Ces propositions sonnent aussi le glas des voitures à motorisations hybrides. En effet, un moteur hybride mélange l’énergie électrique et l’énergie produite par un moteur thermique.

Si l’on regarde de plus près le plan de bataille, une première étape consiste à réduire les rejets de CO2 de 55% d’ici 2030, et de 100% en 2035. C’est un peu différent pour les utilitaires légers : 50% d’ici 2030, et de 100% en 2035.

Autre information : les constructeurs qui produisent entre 1000 et 10000 voitures par an bénéficient actuellement d’un régime d’exception par rapport aux rejets de CO2. Cela ne sera plus le cas. Ils devront respecter les mêmes objectifs.

Pourra-t-on encore rouler avec une voiture thermique après 2035 ?

La mesure annoncée par l’Europe ne concerne que les ventes de voitures neuves. Il sera donc toujours possible de circuler avec une voiture thermique. En se basant sur un cycle de vie d’environ 15 ans pour une voiture, l’objectif de l’UE est d’atteindre un transport automobile totalement décarboné en 2050.

Cette possibilité de circulation sera toutefois très encadrée puisque à compter de 2024 dans des villes comme Paris, les Zones à faibles émissions  vont restreindre l’accès à certains véhicules selon leur classification Crit’air.

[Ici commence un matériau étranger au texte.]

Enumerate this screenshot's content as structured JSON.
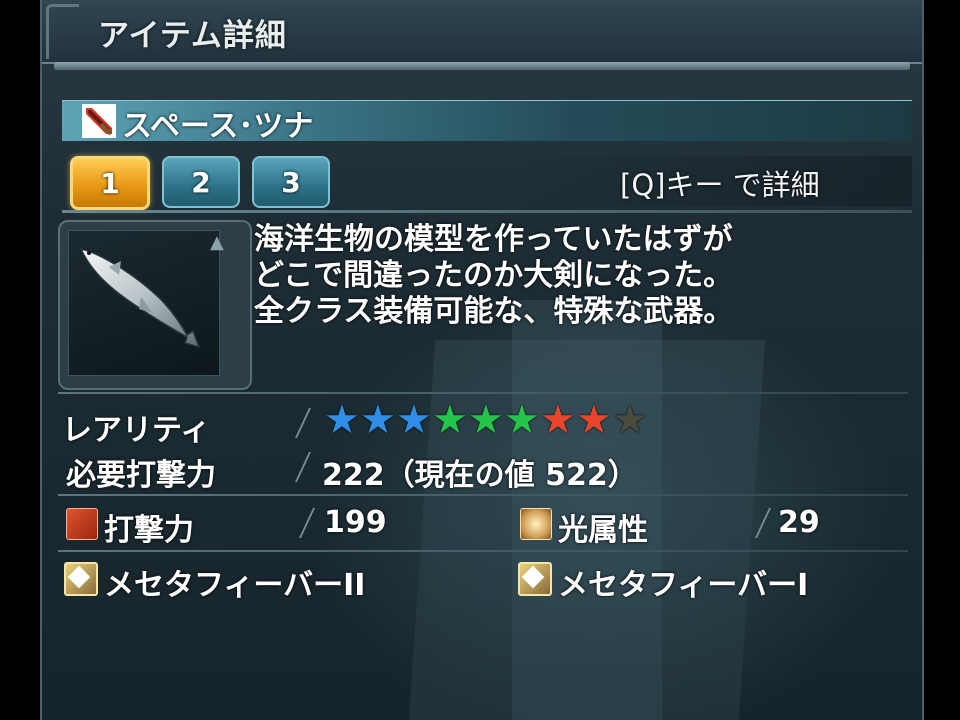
{
  "header": {
    "title": "アイテム詳細"
  },
  "item": {
    "name": "スペース･ツナ"
  },
  "tabs": [
    {
      "label": "1",
      "active": true
    },
    {
      "label": "2",
      "active": false
    },
    {
      "label": "3",
      "active": false
    }
  ],
  "hint": "[Q]キー で詳細",
  "description": [
    "海洋生物の模型を作っていたはずが",
    "どこで間違ったのか大剣になった。",
    "全クラス装備可能な、特殊な武器。"
  ],
  "rarity": {
    "label": "レアリティ",
    "value": 8,
    "max": 9,
    "star_colors": [
      "#2f8fe6",
      "#2f8fe6",
      "#2f8fe6",
      "#25c44a",
      "#25c44a",
      "#25c44a",
      "#e8462a",
      "#e8462a",
      "#4a4a3e"
    ]
  },
  "required": {
    "label": "必要打撃力",
    "value": "222（現在の値 522）"
  },
  "stats": {
    "attack": {
      "label": "打撃力",
      "value": "199",
      "icon": "sword-attack-icon"
    },
    "element": {
      "label": "光属性",
      "value": "29",
      "icon": "light-element-icon"
    }
  },
  "affixes": [
    {
      "label": "メセタフィーバーII",
      "icon": "affix-icon"
    },
    {
      "label": "メセタフィーバーI",
      "icon": "affix-icon"
    }
  ]
}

Une décote à prévoir sur le marché de l’occasion ?

Les ZFE vont mettre du plomb dans l’aile du diesel et compliquer leur revente. Si des véhicules trouvent moins d’acheteur, il est très probable qu’une décote s’opère sur les prix. L’essence est à l’heure actuelle moins concernée par les ZFE. Il faut rappeler également que 2035 concerne la vente de voitures neuves. Les occasions pourront continuer à s’échanger sur le marché, mais avec des perspectives de plus en plus réduite pour circuler et revendre. La vente de voiture électrique, occasion ou neuve, a pour sa part de beaux jours devant lui.

Des nouvelles gammes 100% électriques

Pour les constructeurs, ces annonces orientent clairement leur production future vers du 100% électrique. Les alternatives qui peuvent être à l’étude n’auront pas le temps d’aboutir d’ici là. Les constructeurs s’y préparent déjà. Audi a par exemple annoncé que dès 2026, elle ne lancerait sur le marché que des modèles à motorisation électrique. La marque propose déjà, en 2021, une gamme qui contient plus de véhicules électriques que thermiques.

Adapter le réseau de recharge

L’autre grande adaptation que cette mesure implique concerne le réseau de recharge. Un parc automobile majoritairement électrique nécessitera bien plus d’infrastructures qu’actuellement. La France, et l’Europe, sont globalement assez pauvres au niveau des bornes de recharge. L’europe prévoit ainsi l’installation de bornes de recharge électriques tous les 60 km sur les grands axes routiers, tous les 150 km pour les bornes à hydrogène. L’objectif annoncé : produire 300 kW d’ici 2025 et 600 kW en 2030. Côté français, on en est loin. L’hexagone compte actuellement 35 000 bornes et, pour rappel, s’était donné comme objectif d’en avoir 100 000 à la fin de l’année 2021.

Restera ensuite à faire en sorte que la production électrique tienne la route face à une demande croissante. Les études effectuées par RTE et EDF sont sur ce point plutôt positives, en ce qui concerne la France en tout cas.